Confirmation bias can be thought of as throwing away the “noise” (ie: lossy compression) in one’s metrics. That “noise” frequently turns out to be underfitting. One model’s noise is frequently another model’s prediction. To compare them fairly requires keeping a measure of the error commensurable with the measure of the model’s complexity.

Now, having said all that, and recognizing that Schmidhuber was one of Hutter’s mentors – moreover recognizing that Schmidhuber’s LSTM RNNs deal with temporal structure, I think Hawkins’s strategy (and that of Hecht-Nielsen) is the better one:

Test and refine models of the neocortical unit of computation in practical applications.

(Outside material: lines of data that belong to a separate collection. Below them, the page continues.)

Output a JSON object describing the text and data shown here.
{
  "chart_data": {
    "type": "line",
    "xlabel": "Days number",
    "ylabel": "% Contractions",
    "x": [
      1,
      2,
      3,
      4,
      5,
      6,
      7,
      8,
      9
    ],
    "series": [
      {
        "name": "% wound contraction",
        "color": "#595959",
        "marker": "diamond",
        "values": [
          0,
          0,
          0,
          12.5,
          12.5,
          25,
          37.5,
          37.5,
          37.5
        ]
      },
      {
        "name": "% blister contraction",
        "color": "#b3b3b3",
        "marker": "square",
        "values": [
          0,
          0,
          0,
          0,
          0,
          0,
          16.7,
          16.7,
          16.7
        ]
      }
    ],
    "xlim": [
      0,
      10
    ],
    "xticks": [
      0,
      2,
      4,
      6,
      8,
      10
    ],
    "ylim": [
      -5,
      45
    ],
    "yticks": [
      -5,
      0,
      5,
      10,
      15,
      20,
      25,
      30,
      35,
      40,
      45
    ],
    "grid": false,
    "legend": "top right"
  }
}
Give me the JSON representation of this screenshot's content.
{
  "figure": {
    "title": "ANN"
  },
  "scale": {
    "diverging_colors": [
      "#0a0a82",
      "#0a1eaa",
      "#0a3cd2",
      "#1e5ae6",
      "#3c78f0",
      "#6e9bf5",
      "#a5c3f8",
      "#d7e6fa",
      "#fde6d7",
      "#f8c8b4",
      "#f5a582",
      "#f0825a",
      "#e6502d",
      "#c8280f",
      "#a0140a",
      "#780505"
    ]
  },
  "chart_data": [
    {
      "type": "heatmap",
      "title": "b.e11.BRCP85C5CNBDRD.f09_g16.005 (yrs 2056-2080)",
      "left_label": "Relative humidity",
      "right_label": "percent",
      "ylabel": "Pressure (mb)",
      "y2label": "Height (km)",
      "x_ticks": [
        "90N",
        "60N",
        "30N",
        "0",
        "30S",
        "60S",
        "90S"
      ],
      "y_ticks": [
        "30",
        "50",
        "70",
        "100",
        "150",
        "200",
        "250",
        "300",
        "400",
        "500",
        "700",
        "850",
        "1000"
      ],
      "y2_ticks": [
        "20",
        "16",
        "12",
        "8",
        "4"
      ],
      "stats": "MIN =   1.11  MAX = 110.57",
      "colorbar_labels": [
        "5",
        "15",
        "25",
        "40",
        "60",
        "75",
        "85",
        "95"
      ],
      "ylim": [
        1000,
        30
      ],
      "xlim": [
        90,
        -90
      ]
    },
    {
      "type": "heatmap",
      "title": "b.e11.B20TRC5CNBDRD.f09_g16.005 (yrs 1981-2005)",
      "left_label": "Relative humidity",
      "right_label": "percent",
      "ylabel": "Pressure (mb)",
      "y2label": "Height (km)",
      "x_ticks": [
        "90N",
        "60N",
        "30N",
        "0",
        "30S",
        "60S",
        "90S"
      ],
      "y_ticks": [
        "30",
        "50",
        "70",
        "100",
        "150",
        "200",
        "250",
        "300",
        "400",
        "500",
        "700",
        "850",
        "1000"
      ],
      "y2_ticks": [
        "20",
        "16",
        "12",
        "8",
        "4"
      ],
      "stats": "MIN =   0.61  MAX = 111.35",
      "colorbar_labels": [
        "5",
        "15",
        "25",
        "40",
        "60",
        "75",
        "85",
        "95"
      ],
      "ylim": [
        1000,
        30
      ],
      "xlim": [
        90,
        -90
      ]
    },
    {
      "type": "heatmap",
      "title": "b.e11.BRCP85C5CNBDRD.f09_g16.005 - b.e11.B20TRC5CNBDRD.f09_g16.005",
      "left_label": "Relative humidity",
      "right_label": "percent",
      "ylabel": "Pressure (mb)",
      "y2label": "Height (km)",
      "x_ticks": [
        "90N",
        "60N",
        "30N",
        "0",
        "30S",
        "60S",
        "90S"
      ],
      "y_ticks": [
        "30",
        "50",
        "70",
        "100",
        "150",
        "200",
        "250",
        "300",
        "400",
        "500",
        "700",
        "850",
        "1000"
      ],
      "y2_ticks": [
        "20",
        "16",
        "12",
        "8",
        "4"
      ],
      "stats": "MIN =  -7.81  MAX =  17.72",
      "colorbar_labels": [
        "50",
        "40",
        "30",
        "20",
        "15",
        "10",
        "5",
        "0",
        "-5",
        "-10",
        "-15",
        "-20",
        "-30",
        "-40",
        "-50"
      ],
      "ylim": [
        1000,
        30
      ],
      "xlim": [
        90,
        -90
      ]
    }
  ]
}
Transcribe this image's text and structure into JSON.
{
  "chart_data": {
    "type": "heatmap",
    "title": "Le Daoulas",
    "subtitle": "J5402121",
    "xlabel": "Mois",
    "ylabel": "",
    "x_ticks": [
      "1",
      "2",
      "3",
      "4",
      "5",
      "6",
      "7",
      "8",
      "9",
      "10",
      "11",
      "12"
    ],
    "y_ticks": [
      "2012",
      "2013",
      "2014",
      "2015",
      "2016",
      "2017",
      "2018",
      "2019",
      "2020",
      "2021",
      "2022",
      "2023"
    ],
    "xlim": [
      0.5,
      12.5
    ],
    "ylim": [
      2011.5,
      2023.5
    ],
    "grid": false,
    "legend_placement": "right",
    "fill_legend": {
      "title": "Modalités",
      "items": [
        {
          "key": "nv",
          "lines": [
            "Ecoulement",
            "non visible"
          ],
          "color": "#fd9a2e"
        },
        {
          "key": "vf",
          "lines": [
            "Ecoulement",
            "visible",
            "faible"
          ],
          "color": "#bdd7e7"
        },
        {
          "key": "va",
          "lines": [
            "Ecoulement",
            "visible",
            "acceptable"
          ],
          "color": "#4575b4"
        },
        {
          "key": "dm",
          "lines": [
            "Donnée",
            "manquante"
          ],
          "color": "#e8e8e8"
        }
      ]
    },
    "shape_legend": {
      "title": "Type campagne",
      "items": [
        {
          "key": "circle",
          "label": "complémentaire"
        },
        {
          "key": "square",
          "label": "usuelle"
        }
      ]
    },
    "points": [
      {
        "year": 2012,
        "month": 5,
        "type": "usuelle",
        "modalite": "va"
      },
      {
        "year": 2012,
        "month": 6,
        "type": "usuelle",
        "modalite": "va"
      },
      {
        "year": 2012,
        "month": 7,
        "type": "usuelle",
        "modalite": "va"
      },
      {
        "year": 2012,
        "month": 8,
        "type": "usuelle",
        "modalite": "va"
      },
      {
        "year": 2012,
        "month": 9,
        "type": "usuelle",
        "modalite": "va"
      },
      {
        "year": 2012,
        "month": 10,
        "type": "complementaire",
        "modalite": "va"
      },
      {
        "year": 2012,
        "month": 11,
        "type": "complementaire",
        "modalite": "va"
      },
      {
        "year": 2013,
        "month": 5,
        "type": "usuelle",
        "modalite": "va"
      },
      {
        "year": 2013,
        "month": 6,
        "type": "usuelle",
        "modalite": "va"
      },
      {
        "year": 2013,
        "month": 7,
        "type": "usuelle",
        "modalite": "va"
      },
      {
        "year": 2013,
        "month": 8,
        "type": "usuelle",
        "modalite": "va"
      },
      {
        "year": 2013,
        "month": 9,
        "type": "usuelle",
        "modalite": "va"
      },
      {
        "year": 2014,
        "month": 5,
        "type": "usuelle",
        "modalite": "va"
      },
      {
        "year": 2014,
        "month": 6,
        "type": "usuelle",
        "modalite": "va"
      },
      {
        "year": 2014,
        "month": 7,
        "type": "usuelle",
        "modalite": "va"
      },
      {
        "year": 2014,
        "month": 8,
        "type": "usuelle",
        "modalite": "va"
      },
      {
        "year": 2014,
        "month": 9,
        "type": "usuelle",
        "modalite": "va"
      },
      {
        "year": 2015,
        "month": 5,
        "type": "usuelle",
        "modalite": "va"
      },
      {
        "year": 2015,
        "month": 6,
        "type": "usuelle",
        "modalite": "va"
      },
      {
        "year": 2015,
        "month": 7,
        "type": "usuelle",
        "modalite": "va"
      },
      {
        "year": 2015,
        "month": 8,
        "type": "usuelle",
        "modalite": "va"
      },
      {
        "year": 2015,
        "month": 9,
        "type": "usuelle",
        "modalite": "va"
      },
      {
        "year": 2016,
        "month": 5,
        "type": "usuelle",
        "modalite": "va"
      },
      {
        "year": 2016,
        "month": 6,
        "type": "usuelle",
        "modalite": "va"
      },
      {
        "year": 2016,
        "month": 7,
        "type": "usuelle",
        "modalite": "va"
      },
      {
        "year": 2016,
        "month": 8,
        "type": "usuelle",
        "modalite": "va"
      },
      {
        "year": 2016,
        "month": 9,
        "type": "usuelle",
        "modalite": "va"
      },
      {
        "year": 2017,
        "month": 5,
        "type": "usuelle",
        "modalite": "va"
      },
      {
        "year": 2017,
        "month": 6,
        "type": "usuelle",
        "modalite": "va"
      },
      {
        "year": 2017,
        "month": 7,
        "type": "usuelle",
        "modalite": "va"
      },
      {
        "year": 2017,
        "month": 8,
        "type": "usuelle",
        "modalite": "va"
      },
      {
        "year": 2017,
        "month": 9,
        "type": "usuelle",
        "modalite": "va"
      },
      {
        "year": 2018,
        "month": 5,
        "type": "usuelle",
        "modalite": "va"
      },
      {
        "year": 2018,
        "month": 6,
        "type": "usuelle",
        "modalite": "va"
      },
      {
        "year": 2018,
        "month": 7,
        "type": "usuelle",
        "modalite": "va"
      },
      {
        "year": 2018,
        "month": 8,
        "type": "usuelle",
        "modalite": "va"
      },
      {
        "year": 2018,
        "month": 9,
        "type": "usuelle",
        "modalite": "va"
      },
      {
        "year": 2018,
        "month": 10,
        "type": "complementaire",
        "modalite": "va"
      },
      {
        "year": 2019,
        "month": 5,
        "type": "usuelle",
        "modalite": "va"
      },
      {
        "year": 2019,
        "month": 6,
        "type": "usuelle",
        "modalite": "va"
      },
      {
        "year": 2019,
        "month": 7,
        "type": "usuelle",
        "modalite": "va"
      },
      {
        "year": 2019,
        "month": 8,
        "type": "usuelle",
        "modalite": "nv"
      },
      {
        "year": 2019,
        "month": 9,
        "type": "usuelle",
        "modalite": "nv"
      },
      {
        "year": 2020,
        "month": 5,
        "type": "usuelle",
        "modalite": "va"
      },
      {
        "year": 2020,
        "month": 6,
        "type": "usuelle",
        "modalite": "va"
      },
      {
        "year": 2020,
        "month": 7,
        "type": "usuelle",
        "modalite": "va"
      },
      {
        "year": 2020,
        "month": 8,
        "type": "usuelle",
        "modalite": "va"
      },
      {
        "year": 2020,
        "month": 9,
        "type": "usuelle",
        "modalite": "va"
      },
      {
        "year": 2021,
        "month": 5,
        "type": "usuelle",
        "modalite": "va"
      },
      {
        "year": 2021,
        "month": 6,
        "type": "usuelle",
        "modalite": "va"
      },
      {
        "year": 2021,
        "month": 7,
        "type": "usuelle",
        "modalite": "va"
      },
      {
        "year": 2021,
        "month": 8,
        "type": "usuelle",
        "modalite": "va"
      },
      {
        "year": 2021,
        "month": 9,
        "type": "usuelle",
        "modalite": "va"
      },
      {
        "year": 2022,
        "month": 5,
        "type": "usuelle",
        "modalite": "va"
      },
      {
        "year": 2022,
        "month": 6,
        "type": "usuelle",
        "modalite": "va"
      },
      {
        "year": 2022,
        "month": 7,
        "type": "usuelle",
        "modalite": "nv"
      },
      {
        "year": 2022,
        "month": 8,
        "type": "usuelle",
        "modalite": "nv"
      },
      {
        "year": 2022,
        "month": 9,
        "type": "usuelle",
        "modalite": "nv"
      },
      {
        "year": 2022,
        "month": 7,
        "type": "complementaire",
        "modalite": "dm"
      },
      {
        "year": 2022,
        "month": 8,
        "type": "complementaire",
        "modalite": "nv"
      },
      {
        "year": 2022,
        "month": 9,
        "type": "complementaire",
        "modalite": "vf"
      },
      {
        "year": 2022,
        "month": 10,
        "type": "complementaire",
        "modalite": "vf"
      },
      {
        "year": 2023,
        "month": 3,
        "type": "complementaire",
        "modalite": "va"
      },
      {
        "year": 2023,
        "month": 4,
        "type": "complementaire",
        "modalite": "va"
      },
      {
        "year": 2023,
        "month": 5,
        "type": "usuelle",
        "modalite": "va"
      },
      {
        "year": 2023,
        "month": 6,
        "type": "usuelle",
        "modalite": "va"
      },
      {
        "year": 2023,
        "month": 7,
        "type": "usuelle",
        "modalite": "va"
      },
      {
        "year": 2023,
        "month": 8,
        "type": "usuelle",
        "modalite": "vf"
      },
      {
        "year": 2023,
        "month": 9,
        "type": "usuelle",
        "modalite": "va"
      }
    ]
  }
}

Ultimately I believe we’ll find that the best model of the neocortex will do some form of lossless compression of its inputs in order to optimally predict the next inputs and optimally predict consequences of actions.

1 Like

I’m having an interesting time experimenting with single layer nets at the moment with binary “features” followed by a floating point (FP) weighting and summation. I find that learns far faster and better than with FP features (which is kind of surprising.) Also I am trying sparse binary features with recurrence. What I see is the effect of the recurrence dissipating quickly, as the system goes round more and more misses occur. In contrast sparse and non-sparse FP features and non-sparse binary features often cause the system to tumble around chaotically, indefinitely. A brain that persists in chaos is probably not so good. A small amount of chaos that exists for only a short time could be preferable.